Not sure new taxes is enough...

We need some much more honest talk about how money works within our economy soon if we're going to turn around some of the political idiocy we see from both parties.

We need to rethink the whole way we organize ourselves around material gain. If you look at the components of wealth and measure the interactions, it’s pretty apparent that we can figure out better, fairer, and simpler (maybe) ways to organize our approach. All that’s required is that the small minority that has most of the stuff give up a significant chunk of said stuff. Sadly, the list of volunteers for the role of “giver-upper”, while growing, is small, and the amount of energy (and money, of course) used in efforts to reverse that karmic flow is substantial.

This is made more complex when, every couple of generations, the group of people that believes most strongly that the group of people who control the majority of a society’s assets deserve to do so (and those making the rationalization are closely aligned to the wealthy in terms of membership), that group pushes conditions of wealth inequality past sustainable levels - and the system collapses.
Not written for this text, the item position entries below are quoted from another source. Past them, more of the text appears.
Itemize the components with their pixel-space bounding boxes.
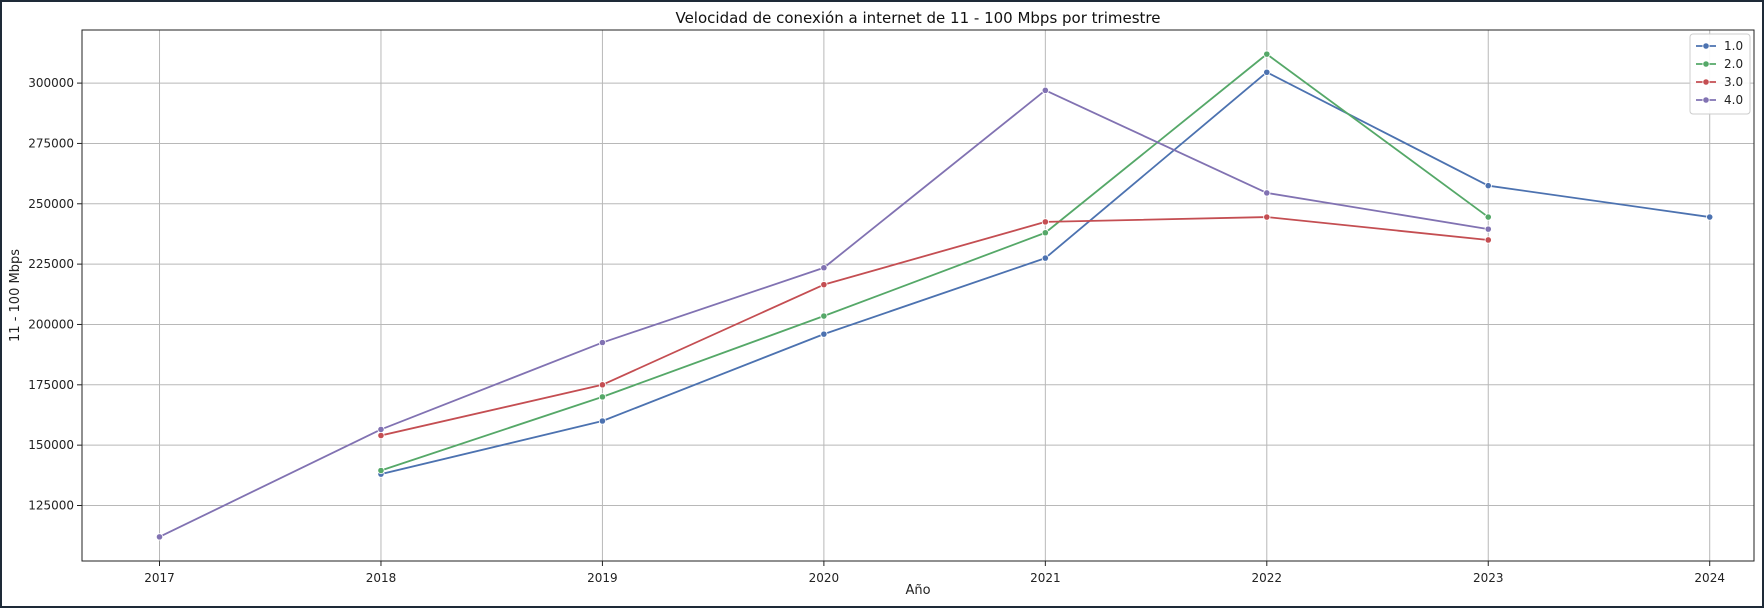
data-point <box>1263 189 1271 197</box>
y-tick-label: 125000 <box>28 498 74 512</box>
legend-item: 3.0 <box>1696 75 1743 89</box>
data-point <box>1041 254 1049 262</box>
plot-area <box>81 29 1755 562</box>
y-tick-label: 200000 <box>28 317 74 331</box>
legend-label: 4.0 <box>1724 93 1743 107</box>
legend: 1.0 2.0 3.0 4.0 <box>1689 33 1751 115</box>
data-point <box>1706 213 1714 221</box>
legend-box <box>1689 33 1751 115</box>
x-tick-label: 2018 <box>366 571 397 585</box>
y-tick-label: 225000 <box>28 257 74 271</box>
x-tick-label: 2019 <box>587 571 618 585</box>
data-point <box>377 431 385 440</box>
x-tick-label: 2022 <box>1252 571 1283 585</box>
data-point <box>1041 218 1049 226</box>
data-point <box>155 533 164 541</box>
legend-marker <box>1702 42 1710 50</box>
data-point <box>598 417 607 425</box>
legend-marker <box>1702 78 1710 86</box>
series-line <box>380 216 1489 437</box>
y-axis: 125000 150000 175000 200000 225000 250000 2750… <box>28 76 82 512</box>
legend-item: 2.0 <box>1696 57 1743 71</box>
data-point <box>598 338 607 347</box>
data-point <box>1263 68 1271 76</box>
legend-marker <box>1702 60 1710 68</box>
data-point <box>377 425 385 434</box>
x-tick-label: 2020 <box>809 571 840 585</box>
chart-title: Velocidad de conexión a internet de 11 -… <box>675 9 1160 27</box>
data-point <box>598 393 607 401</box>
series-group <box>155 50 1714 541</box>
legend-label: 2.0 <box>1724 57 1743 71</box>
y-tick-label: 175000 <box>28 378 74 392</box>
y-tick-label: 300000 <box>28 76 74 90</box>
x-tick-label: 2023 <box>1473 571 1504 585</box>
x-tick-label: 2017 <box>144 571 175 585</box>
data-point <box>1484 225 1492 233</box>
series-4.0 <box>155 86 1492 541</box>
data-point <box>1041 229 1049 237</box>
y-tick-label: 150000 <box>28 438 74 452</box>
legend-item: 4.0 <box>1696 93 1743 107</box>
y-axis-title: 11 - 100 Mbps <box>8 249 23 342</box>
data-point <box>1041 86 1049 94</box>
series-3.0 <box>377 213 1492 440</box>
grid <box>82 30 1754 561</box>
x-tick-label: 2021 <box>1030 571 1061 585</box>
legend-label: 1.0 <box>1724 39 1743 53</box>
series-2.0 <box>377 50 1492 475</box>
legend-item: 1.0 <box>1696 39 1743 53</box>
legend-marker <box>1702 96 1710 104</box>
data-point <box>820 281 828 289</box>
data-point <box>598 381 607 389</box>
x-axis: 2017 2018 2019 2020 2021 2022 2023 2024 <box>144 561 1725 585</box>
x-axis-title: Año <box>905 583 930 598</box>
data-point <box>820 312 828 320</box>
data-point <box>1263 50 1271 58</box>
data-point <box>820 264 828 272</box>
data-point <box>820 330 828 338</box>
y-tick-label: 250000 <box>28 197 74 211</box>
data-point <box>1484 182 1492 190</box>
data-point <box>1484 236 1492 244</box>
legend-label: 3.0 <box>1724 75 1743 89</box>
data-point <box>1484 213 1492 221</box>
y-tick-label: 275000 <box>28 136 74 150</box>
data-point <box>1263 213 1271 221</box>
series-line <box>380 53 1489 472</box>
x-tick-label: 2024 <box>1694 571 1725 585</box>
data-point <box>377 466 385 475</box>
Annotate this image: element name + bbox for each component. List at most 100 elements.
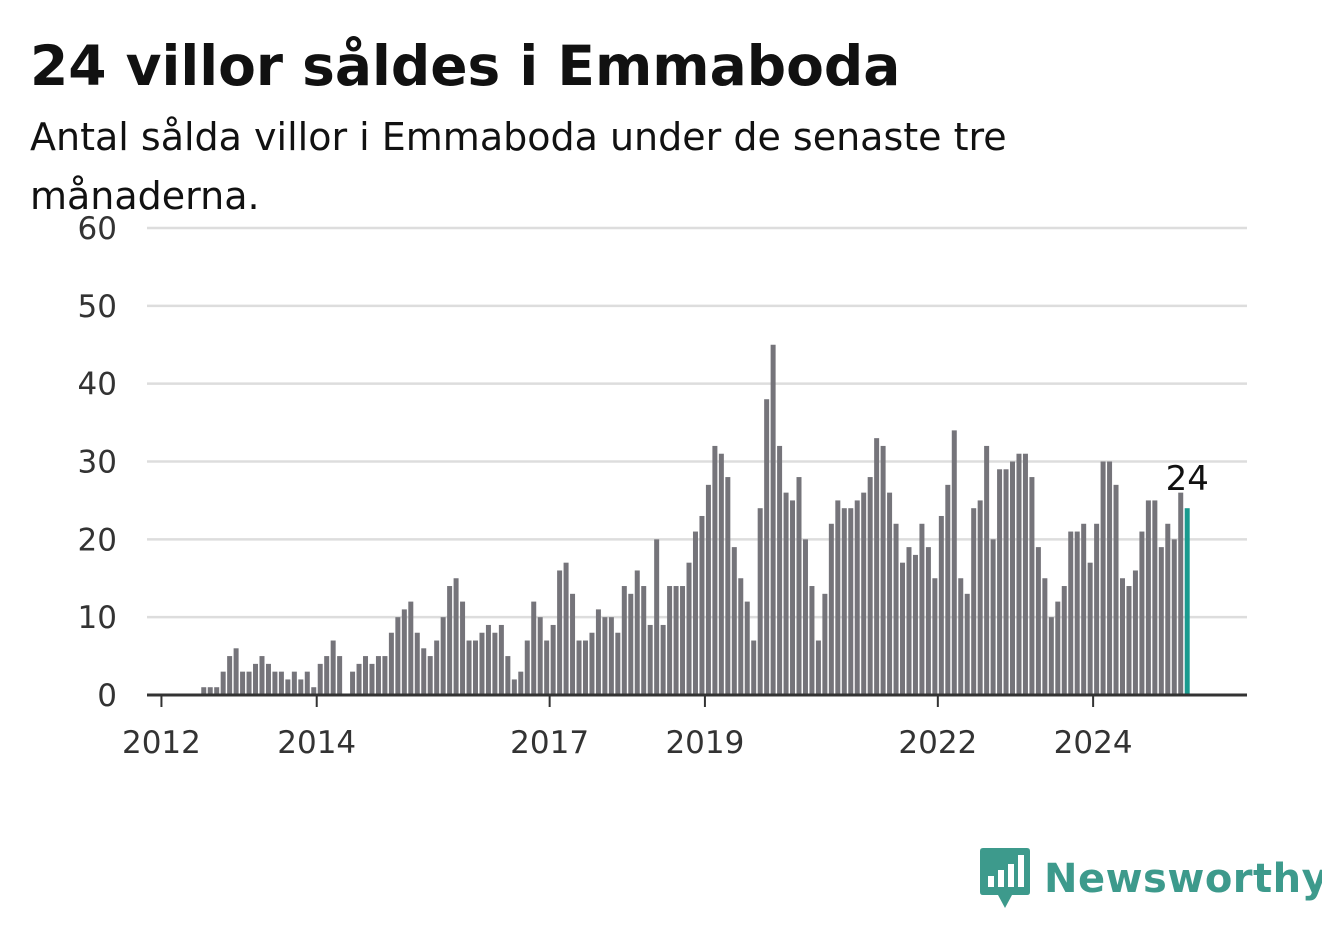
bar bbox=[492, 632, 498, 695]
bar bbox=[1010, 461, 1016, 695]
bar bbox=[1087, 562, 1093, 695]
bar bbox=[828, 523, 834, 695]
bar bbox=[278, 671, 284, 695]
bar bbox=[227, 656, 233, 695]
bar bbox=[453, 578, 459, 695]
y-tick-label: 60 bbox=[78, 211, 117, 247]
brand-name: Newsworthy bbox=[1044, 856, 1322, 902]
bar bbox=[1061, 586, 1067, 695]
bar bbox=[1171, 539, 1177, 695]
bar bbox=[602, 617, 608, 695]
bar bbox=[388, 632, 394, 695]
bar-chart: 0 10 20 30 40 50 60 24 2012 2014 2017 2019 2022 202… bbox=[78, 211, 1247, 761]
bar bbox=[214, 687, 220, 695]
bar bbox=[809, 586, 815, 695]
bar bbox=[350, 671, 356, 695]
bar bbox=[473, 640, 478, 695]
bar bbox=[712, 445, 718, 695]
bar bbox=[401, 609, 407, 695]
bar bbox=[524, 640, 530, 695]
bar bbox=[1094, 523, 1100, 695]
bar bbox=[356, 663, 362, 695]
bar bbox=[201, 687, 207, 695]
bar bbox=[1132, 570, 1138, 695]
bar bbox=[660, 624, 666, 695]
bar bbox=[272, 671, 278, 695]
bar bbox=[304, 671, 310, 695]
bar bbox=[317, 663, 323, 695]
bar bbox=[841, 508, 847, 695]
chart-title: 24 villor såldes i Emmaboda bbox=[30, 34, 901, 98]
bar bbox=[958, 578, 964, 695]
bar bbox=[1107, 461, 1113, 695]
bar bbox=[311, 687, 317, 695]
y-tick-label: 50 bbox=[78, 289, 117, 325]
bar bbox=[977, 500, 983, 695]
bar bbox=[1035, 547, 1041, 695]
bars: 24 bbox=[201, 344, 1209, 695]
bar bbox=[1068, 531, 1074, 695]
bar bbox=[790, 500, 796, 695]
bar bbox=[835, 500, 841, 695]
bar bbox=[259, 656, 265, 695]
bar bbox=[990, 539, 996, 695]
y-axis-labels: 0 10 20 30 40 50 60 bbox=[78, 211, 117, 714]
bar bbox=[912, 554, 918, 695]
x-tick-label: 2022 bbox=[898, 725, 977, 761]
bar bbox=[531, 601, 537, 695]
y-tick-label: 10 bbox=[78, 600, 117, 636]
bar bbox=[1003, 469, 1009, 695]
bar bbox=[414, 632, 420, 695]
bar bbox=[874, 438, 880, 695]
bar bbox=[246, 671, 252, 695]
y-tick-label: 0 bbox=[97, 678, 117, 714]
bar bbox=[667, 586, 673, 695]
bar bbox=[460, 601, 466, 695]
bar bbox=[1016, 453, 1022, 695]
bar bbox=[692, 531, 698, 695]
bar bbox=[621, 586, 627, 695]
bar bbox=[1074, 531, 1080, 695]
bar bbox=[330, 640, 336, 695]
bar bbox=[408, 601, 414, 695]
bar bbox=[1145, 500, 1151, 695]
bar bbox=[718, 453, 724, 695]
x-tick-label: 2024 bbox=[1054, 725, 1133, 761]
bar bbox=[822, 593, 828, 695]
bar bbox=[802, 539, 808, 695]
bar bbox=[893, 523, 899, 695]
bar bbox=[705, 484, 711, 695]
bar bbox=[285, 679, 291, 695]
bar bbox=[570, 593, 576, 695]
bar bbox=[1100, 461, 1106, 695]
bar bbox=[291, 671, 297, 695]
bar bbox=[505, 656, 511, 695]
bar bbox=[880, 445, 886, 695]
bar bbox=[363, 656, 369, 695]
bar bbox=[479, 632, 485, 695]
x-tick-label: 2012 bbox=[122, 725, 201, 761]
bar bbox=[1081, 523, 1087, 695]
bar bbox=[751, 640, 757, 695]
bar bbox=[1139, 531, 1145, 695]
bar bbox=[783, 492, 789, 695]
bar bbox=[770, 344, 776, 695]
bar bbox=[369, 663, 375, 695]
x-axis: 2012 2014 2017 2019 2022 2024 bbox=[122, 693, 1247, 761]
bar bbox=[324, 656, 330, 695]
bar bbox=[1022, 453, 1028, 695]
bar bbox=[815, 640, 821, 695]
bar bbox=[485, 624, 491, 695]
bar bbox=[207, 687, 213, 695]
bar bbox=[932, 578, 938, 695]
bar bbox=[867, 477, 873, 695]
chart-subtitle: Antal sålda villor i Emmaboda under de s… bbox=[30, 115, 1007, 218]
bar bbox=[1158, 547, 1164, 695]
bar bbox=[253, 663, 259, 695]
bar bbox=[1048, 617, 1054, 695]
bar bbox=[537, 617, 543, 695]
newsworthy-logo[interactable]: Newsworthy bbox=[980, 848, 1322, 910]
bar bbox=[337, 656, 343, 695]
bar-highlight bbox=[1184, 508, 1190, 695]
bar bbox=[434, 640, 440, 695]
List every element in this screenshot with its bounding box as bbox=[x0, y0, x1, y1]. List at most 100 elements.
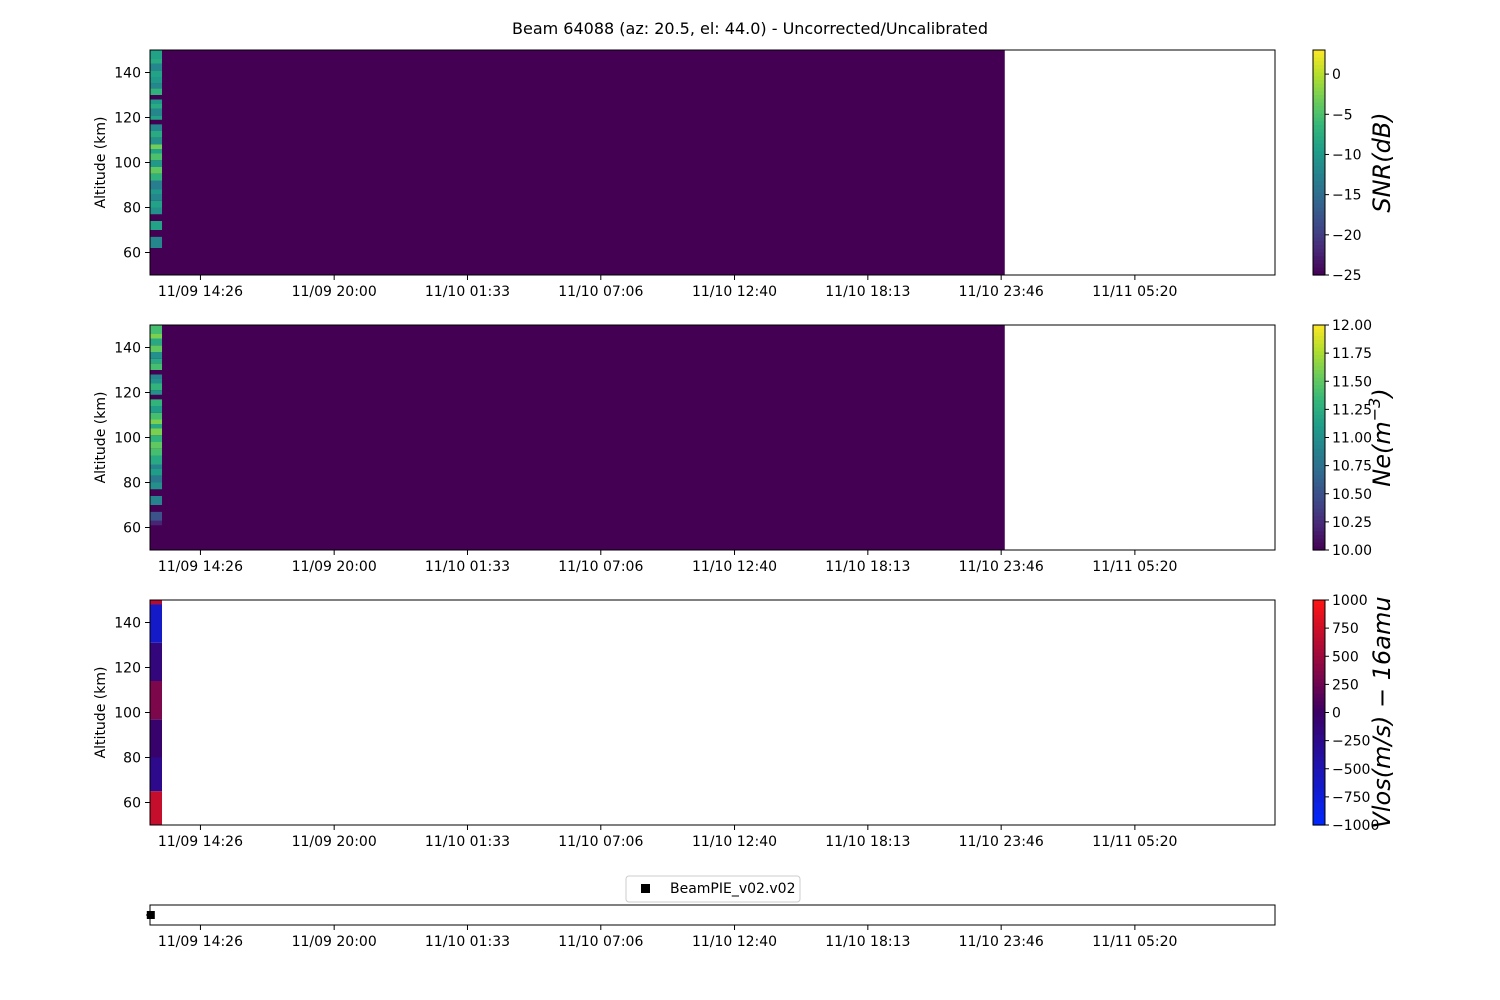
heatmap-cell bbox=[150, 757, 163, 792]
colorbar-segment bbox=[1313, 362, 1325, 367]
colorbar-segment bbox=[1313, 798, 1325, 804]
colorbar-segment bbox=[1313, 366, 1325, 371]
colorbar-tick-label: 750 bbox=[1332, 621, 1359, 637]
y-tick-label: 100 bbox=[114, 706, 141, 722]
y-axis-label: Altitude (km) bbox=[93, 392, 109, 484]
colorbar-segment bbox=[1313, 328, 1325, 334]
colorbar-segment bbox=[1313, 783, 1325, 789]
heatmap-cell bbox=[150, 475, 163, 483]
x-tick-label: 11/10 23:46 bbox=[959, 284, 1044, 300]
colorbar-segment bbox=[1313, 418, 1325, 424]
heatmap-cell bbox=[150, 424, 163, 429]
panel-ne: 60 80 100 120 140 Altitude (km) 12.00 11.75 11.5… bbox=[93, 318, 1396, 559]
colorbar-segment bbox=[1313, 215, 1325, 220]
heatmap-cell bbox=[150, 469, 163, 476]
colorbar-segment bbox=[1313, 452, 1325, 457]
colorbar-segment bbox=[1313, 166, 1325, 171]
colorbar-segment bbox=[1313, 441, 1325, 446]
colorbar-segment bbox=[1313, 802, 1325, 807]
colorbar-segment bbox=[1313, 671, 1325, 676]
colorbar-segment bbox=[1313, 486, 1325, 491]
heatmap-cell bbox=[150, 791, 163, 825]
x-tick-label: 11/10 07:06 bbox=[558, 834, 643, 850]
y-tick-label: 120 bbox=[114, 661, 141, 677]
heatmap-fill bbox=[150, 50, 1005, 275]
heatmap-cell bbox=[150, 604, 163, 643]
heatmap-cell bbox=[150, 489, 163, 496]
x-tick-label: 11/10 01:33 bbox=[425, 559, 510, 575]
colorbar-segment bbox=[1313, 667, 1325, 672]
colorbar-segment bbox=[1313, 731, 1325, 736]
heatmap-cell bbox=[150, 99, 163, 104]
colorbar-segment bbox=[1313, 102, 1325, 107]
colorbar-segment bbox=[1313, 50, 1325, 55]
colorbar-segment bbox=[1313, 332, 1325, 337]
colorbar-tick-label: −15 bbox=[1332, 188, 1362, 204]
colorbar-segment bbox=[1313, 482, 1325, 487]
heatmap-cell bbox=[150, 600, 163, 605]
colorbar-segment bbox=[1313, 433, 1325, 439]
x-tick-label: 11/11 05:20 bbox=[1092, 284, 1177, 300]
colorbar-segment bbox=[1313, 478, 1325, 484]
colorbar-segment bbox=[1313, 355, 1325, 360]
heatmap-cell bbox=[150, 505, 163, 512]
colorbar-segment bbox=[1313, 260, 1325, 265]
heatmap-cell bbox=[150, 63, 163, 71]
colorbar-segment bbox=[1313, 471, 1325, 476]
colorbar-segment bbox=[1313, 686, 1325, 691]
colorbar-segment bbox=[1313, 716, 1325, 721]
heatmap-cell bbox=[150, 214, 163, 221]
colorbar-segment bbox=[1313, 772, 1325, 777]
heatmap-cell bbox=[150, 455, 163, 465]
x-tick-label: 11/10 07:06 bbox=[558, 284, 643, 300]
colorbar-segment bbox=[1313, 750, 1325, 755]
colorbar-segment bbox=[1313, 648, 1325, 654]
colorbar-segment bbox=[1313, 170, 1325, 175]
colorbar-segment bbox=[1313, 271, 1325, 276]
y-tick-label: 120 bbox=[114, 386, 141, 402]
colorbar-segment bbox=[1313, 188, 1325, 194]
colorbar-segment bbox=[1313, 467, 1325, 472]
colorbar-segment bbox=[1313, 505, 1325, 510]
colorbar-tick-label: 10.50 bbox=[1332, 487, 1372, 503]
heatmap-cell bbox=[150, 412, 163, 420]
colorbar-segment bbox=[1313, 813, 1325, 819]
colorbar-segment bbox=[1313, 233, 1325, 239]
colorbar-segment bbox=[1313, 241, 1325, 246]
x-tick-label: 11/11 05:20 bbox=[1092, 834, 1177, 850]
panel-snr: 60 80 100 120 140 Altitude (km) 0 −5 −10 −15 −20 −2… bbox=[93, 49, 1396, 284]
colorbar-segment bbox=[1313, 810, 1325, 815]
colorbar-segment bbox=[1313, 358, 1325, 364]
heatmap-cell bbox=[150, 379, 163, 384]
colorbar-segment bbox=[1313, 113, 1325, 119]
heatmap-cell bbox=[150, 153, 163, 161]
heatmap-cell bbox=[150, 70, 163, 77]
colorbar-segment bbox=[1313, 637, 1325, 642]
heatmap-cell bbox=[150, 207, 163, 215]
colorbar-segment bbox=[1313, 230, 1325, 235]
colorbar-segment bbox=[1313, 200, 1325, 205]
heatmap-cell bbox=[150, 520, 163, 526]
colorbar-segment bbox=[1313, 765, 1325, 770]
colorbar-segment bbox=[1313, 746, 1325, 751]
heatmap-cell bbox=[150, 194, 163, 201]
colorbar-tick-label: −5 bbox=[1332, 107, 1353, 123]
colorbar-segment bbox=[1313, 678, 1325, 684]
heatmap-cell bbox=[150, 345, 163, 352]
colorbar-segment bbox=[1313, 456, 1325, 461]
colorbar-segment bbox=[1313, 512, 1325, 517]
y-tick-label: 80 bbox=[123, 201, 141, 217]
colorbar-segment bbox=[1313, 490, 1325, 495]
x-tick-label: 11/10 12:40 bbox=[692, 834, 777, 850]
colorbar-tick-label: 11.25 bbox=[1332, 402, 1372, 418]
heatmap-cell bbox=[150, 50, 163, 59]
heatmap-fill bbox=[150, 325, 1005, 550]
colorbar-segment bbox=[1313, 633, 1325, 639]
heatmap-cell bbox=[150, 370, 163, 375]
colorbar-segment bbox=[1313, 463, 1325, 469]
heatmap-cell bbox=[150, 149, 163, 154]
colorbar-segment bbox=[1313, 735, 1325, 740]
colorbar-segment bbox=[1313, 448, 1325, 454]
colorbar-segment bbox=[1313, 252, 1325, 257]
colorbar-segment bbox=[1313, 727, 1325, 732]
As we’ve gotten more efficient at implementing markets, we appear to have a bevy of government/regulator/market-related professionals who have deluded themselves for years with concepts such as “equilibrium’ who cannot help but think it must have been something, anything else that explains what happened.

What happened really isn’t in denial. Repeat after the me:

The Banking System in the US and the EU, plus the UK and some of the Scandinavian countries, crashed. Strictly by letting the industry run according to the best tenets of the prevailing economic wisdom of the time:
o The Rich got Richer and fewer.
o The Poor got Poorer … and so did everyone else in the middle.
And then,

BOOM

The world's economic structures crashed. Nothing worked as it was supposed to.
And we still don't talk about how it happened. Some do, to be fair. But they're kept off to the side while the Players try to control their information. It's a really strange place we live in.

* * *

Every time I think I am amazed at the state of political dialogue in this country, something else happens that reinforces my previously held analysis and its resulting mix of disgust, chagrin, and wonder at how the old barriers to information managed to wash out on a wave of technology and leave a lot of people on the beach who had apparently been swimming sans trunks for quite some time.